Tool Result Compressor

Intercepts tool results before they're appended to context. Strips non-essential fields, truncates oversized payloads, and collapses completed tool call chains into summarized form once they're no longer needed for active reasoning. Preserves tool_use_id linkage throughout.

Token Metrics Layer

Wraps every API call to capture the usage object from Claude's response. Tracks input tokens, output tokens, cache creation tokens, and cache read tokens. Derives cache hit rate, estimated cost (by model), and tokens saved vs. an uncached baseline.

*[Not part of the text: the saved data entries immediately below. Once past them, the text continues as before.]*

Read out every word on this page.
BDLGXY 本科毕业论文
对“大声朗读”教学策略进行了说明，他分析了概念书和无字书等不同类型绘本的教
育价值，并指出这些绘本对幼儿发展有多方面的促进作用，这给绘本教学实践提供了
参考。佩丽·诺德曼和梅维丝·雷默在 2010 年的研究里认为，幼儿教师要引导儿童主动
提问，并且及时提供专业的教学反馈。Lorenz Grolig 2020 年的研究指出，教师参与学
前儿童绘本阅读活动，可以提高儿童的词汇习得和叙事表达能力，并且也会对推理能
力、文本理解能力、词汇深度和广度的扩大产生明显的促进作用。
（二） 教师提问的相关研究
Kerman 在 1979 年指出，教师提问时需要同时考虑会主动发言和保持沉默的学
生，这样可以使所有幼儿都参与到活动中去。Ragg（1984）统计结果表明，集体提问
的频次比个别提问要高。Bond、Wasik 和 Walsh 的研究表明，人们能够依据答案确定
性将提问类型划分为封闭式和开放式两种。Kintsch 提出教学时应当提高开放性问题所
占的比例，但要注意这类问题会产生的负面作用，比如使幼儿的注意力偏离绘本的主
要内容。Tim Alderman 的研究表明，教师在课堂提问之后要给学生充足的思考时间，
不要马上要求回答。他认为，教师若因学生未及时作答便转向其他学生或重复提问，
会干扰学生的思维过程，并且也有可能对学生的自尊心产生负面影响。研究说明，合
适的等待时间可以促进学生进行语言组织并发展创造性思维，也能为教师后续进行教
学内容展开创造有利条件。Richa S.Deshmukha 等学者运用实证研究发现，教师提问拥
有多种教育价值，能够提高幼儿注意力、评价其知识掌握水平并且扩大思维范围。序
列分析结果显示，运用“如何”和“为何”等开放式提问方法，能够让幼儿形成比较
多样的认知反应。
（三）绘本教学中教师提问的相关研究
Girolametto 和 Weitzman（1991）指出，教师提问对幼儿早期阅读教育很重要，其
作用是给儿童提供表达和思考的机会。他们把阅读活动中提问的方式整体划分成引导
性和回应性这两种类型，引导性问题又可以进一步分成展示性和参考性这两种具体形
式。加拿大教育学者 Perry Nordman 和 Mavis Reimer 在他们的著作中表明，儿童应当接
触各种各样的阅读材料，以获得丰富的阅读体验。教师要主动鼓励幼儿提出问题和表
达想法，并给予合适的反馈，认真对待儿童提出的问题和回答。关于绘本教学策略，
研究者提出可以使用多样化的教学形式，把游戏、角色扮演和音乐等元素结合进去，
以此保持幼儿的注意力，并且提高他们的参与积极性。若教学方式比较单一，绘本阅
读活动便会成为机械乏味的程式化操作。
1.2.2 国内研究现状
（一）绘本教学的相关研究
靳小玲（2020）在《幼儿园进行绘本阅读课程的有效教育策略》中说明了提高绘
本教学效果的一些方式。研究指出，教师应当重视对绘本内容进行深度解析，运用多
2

Makes optimization measurable.


Installation

TypeScript / Node.js

npm install beskar

Requires Node 18+. The anthropic SDK is a peer dependency — install it alongside:

npm install beskar @anthropic-ai/sdk

Python

Note: The Python package is not yet published to PyPI. Install locally from source:

git clone https://github.com/Vligai/beskar.git
cd beskar/python
pip install -e .

Requires Python 3.9+. The anthropic SDK is pulled in automatically as a dependency.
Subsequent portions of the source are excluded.